Structure oriented fish preferring areas of live bottom, sea bass are greedy as piranha and readily available along Florida’s Gulf and Atlantic Coasts. In the Gulf we catch them as shallow as five feet while drifting for trout over grass beds, however rocky limestone bottom in 15 to 30-feet provides far more action. During the summer after snorkeling for scallops we often head offshore a couple of miles and load up on sea bass. The trick is finding a promising locale, but once you’ve landed on the mark it shouldn’t take long to get connected. We’ve found that a dinner of fresh scallops and fried sea bass rates pretty high and fortunately both are easily acquired by early afternoon.
Such consistent action is in stark contrast to Florida’s Atlantic Coast, when last year saw the first recreational seasonal closure ever on black sea bass. With fisheries managers outlawing the harvest of many prized game fish, it’s tough being an angler along Florida’s Atlantic Coast. In an attempt to prevent overfishing, black sea bass harvest was closed October 2011 and reopened June 2012. While the bag limit was decreased to five per harvester per day in federal waters, in state waters of the Atlantic the limit remains 15 per harvester per day.
Sea bass on the Gulf Coast are just as greedy and fearless as their cousins in the Atlantic that roam all the way up to New York and beyond, but unfortunately they don’t grow as large in the Gulf. Jack Rudloe of Panacea, started the Gulf Specimen Marine Laboratories and has worked with just about every conceivable sea critter in that area for 40 years. This is what he has to say about the Gulf’s selective sea bass limit.
“It’s a shame these guys don’t grow bigger like the Atlantic fish. A Gulf parasite grows in their throat, effectively blocking them from eating before they can even reach two pounds. The offending little marine bug looks very much like sea lice, and is something I had only seen before in a few menhaden’s throats, again in the Gulf,” added Rudloe.
Smaller than their Atlantic cousins but just as feisty, Gulf sea bass will attack plugs bigger than the attacker. They are certainly ambitious, but on the fish intelligence scale just about the opposite from gray snapper or gag grouper. On a few occasions we’ve had at least half a dozen sea bass follow a hooked fish to the surface in 25 feet, which is pretty high in the water column for any structure oriented bottom dweller. And if you whip anything in the water, the fish will attack it. A bare leadhead jig without any sort of trailer is often enough to seal the deal.

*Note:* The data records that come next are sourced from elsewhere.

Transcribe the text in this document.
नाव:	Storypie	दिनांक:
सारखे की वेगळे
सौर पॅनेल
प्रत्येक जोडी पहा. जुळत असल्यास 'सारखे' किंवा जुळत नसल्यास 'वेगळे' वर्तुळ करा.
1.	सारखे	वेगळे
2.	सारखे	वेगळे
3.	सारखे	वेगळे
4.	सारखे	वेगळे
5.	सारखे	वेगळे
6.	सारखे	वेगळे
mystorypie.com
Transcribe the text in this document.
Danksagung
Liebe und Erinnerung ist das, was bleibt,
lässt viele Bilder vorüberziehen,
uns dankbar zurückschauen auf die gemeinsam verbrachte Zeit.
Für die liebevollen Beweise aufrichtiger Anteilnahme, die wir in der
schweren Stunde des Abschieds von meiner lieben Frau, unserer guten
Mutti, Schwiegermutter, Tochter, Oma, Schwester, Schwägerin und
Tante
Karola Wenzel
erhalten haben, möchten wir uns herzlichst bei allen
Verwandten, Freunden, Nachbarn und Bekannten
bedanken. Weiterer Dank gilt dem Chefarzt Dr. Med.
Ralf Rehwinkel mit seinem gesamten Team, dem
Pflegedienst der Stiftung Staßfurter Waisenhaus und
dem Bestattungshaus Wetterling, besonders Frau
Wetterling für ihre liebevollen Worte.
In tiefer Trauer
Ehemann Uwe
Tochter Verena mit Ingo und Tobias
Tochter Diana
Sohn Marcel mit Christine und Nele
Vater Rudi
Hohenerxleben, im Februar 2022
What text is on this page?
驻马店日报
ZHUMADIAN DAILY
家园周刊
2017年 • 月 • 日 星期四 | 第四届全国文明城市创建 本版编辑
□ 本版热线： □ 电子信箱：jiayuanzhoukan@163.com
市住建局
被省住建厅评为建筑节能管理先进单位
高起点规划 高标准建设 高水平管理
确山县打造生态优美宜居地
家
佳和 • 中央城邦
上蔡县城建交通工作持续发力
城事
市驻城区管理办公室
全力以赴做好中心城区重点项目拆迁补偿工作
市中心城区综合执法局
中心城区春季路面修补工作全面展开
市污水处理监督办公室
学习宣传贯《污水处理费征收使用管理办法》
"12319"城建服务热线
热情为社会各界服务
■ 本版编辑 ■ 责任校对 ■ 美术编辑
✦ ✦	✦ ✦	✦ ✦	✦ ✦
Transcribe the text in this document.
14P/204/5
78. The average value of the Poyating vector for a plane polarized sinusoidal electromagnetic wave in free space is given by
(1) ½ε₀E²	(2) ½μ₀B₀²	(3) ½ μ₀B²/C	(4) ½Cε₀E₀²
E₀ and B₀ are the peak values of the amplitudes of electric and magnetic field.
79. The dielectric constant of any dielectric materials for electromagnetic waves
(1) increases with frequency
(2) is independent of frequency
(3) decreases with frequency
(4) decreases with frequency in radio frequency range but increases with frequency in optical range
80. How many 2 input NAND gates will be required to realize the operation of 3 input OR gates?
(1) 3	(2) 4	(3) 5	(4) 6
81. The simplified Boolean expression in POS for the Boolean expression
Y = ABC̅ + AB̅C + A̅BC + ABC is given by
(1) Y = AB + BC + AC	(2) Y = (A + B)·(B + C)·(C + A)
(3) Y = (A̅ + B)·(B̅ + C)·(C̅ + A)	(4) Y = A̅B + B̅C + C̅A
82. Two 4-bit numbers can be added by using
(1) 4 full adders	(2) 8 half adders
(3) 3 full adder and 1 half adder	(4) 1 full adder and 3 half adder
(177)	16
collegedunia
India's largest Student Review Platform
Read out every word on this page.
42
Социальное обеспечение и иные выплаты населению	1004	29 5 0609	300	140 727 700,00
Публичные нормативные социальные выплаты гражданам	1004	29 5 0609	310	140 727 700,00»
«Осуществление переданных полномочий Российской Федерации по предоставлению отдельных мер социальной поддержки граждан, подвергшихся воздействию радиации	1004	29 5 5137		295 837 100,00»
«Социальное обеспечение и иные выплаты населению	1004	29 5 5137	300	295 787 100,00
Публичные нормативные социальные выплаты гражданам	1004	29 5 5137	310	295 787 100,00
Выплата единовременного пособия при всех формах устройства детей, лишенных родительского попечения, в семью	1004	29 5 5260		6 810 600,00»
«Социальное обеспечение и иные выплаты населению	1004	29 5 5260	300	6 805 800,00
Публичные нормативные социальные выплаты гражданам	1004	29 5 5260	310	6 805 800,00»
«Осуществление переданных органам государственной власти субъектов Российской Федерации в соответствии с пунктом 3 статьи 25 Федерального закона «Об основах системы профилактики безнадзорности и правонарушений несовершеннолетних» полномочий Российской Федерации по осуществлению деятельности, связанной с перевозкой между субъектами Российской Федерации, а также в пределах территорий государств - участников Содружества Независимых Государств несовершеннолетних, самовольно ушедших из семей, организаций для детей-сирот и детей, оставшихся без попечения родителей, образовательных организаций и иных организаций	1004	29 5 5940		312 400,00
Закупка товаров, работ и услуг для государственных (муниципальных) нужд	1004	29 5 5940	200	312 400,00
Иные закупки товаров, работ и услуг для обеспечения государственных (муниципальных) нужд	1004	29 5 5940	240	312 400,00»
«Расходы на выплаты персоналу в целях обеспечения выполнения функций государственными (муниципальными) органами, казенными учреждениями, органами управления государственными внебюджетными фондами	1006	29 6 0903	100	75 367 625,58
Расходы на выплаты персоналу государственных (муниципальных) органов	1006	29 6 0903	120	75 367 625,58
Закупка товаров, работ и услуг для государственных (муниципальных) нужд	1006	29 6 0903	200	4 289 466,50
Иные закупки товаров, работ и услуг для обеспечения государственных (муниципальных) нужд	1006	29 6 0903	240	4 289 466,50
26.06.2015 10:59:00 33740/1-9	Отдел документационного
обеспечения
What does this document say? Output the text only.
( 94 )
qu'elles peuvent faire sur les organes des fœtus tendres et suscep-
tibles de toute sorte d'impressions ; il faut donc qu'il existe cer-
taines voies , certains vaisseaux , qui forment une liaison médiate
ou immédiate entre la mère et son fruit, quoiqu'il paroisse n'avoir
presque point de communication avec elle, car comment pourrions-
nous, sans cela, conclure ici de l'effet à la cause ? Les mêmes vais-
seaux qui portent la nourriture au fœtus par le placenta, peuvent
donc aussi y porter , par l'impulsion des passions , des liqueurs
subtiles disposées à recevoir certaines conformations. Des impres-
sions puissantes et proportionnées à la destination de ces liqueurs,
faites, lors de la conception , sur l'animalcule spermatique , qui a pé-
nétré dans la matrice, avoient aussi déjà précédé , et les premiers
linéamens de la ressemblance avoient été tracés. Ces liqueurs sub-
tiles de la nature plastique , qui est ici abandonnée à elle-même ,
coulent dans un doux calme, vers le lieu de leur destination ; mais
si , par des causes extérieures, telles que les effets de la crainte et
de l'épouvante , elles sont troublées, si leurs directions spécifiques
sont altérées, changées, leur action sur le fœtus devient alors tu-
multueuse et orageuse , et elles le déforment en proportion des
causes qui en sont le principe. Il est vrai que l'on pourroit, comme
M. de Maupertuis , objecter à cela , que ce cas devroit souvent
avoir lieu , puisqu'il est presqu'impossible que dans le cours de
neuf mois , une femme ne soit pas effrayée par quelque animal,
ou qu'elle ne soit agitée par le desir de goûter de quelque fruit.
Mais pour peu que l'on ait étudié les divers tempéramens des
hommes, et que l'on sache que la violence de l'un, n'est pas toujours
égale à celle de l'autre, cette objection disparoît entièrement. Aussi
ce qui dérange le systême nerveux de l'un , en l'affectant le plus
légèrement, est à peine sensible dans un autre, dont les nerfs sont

During the winter and spring when they’re spawning and males sport a blue-green knob on their heads, they will attack a 2 oz. lead weight on the bottom in 30 feet, and cling to it until they’re swung into the boat. This has happened to me twice on the same day. I’ve never heard of that happening with any other species, fresh or salt. And of course, many grouper trollers in our part of the Gulf have caught sea bass that were completely dwarfed by the large-lipped diving plugs intended for much larger targets.
Not too smart but quite plentiful, these fish are tasty beyond belief and provide incredible opportunities for anglers willing to target these small statured game fish. With plentiful numbers, spending a couple of hours sea bass fishing is like taking out a fish-fry insurance policy.
Because they are feisty and eager to please, a host of tactics will help fill your cooler. Making it more enjoyable is the fact that you can employ your favorite technique. Jigs, plugs and soft plastics work well, but practically anything you present will get their attention. If you choose to fish with natural bait, cut squid is the go-to offering. While you can score with single hook rigs, multi-hook dropper rigs will certainly increase your score.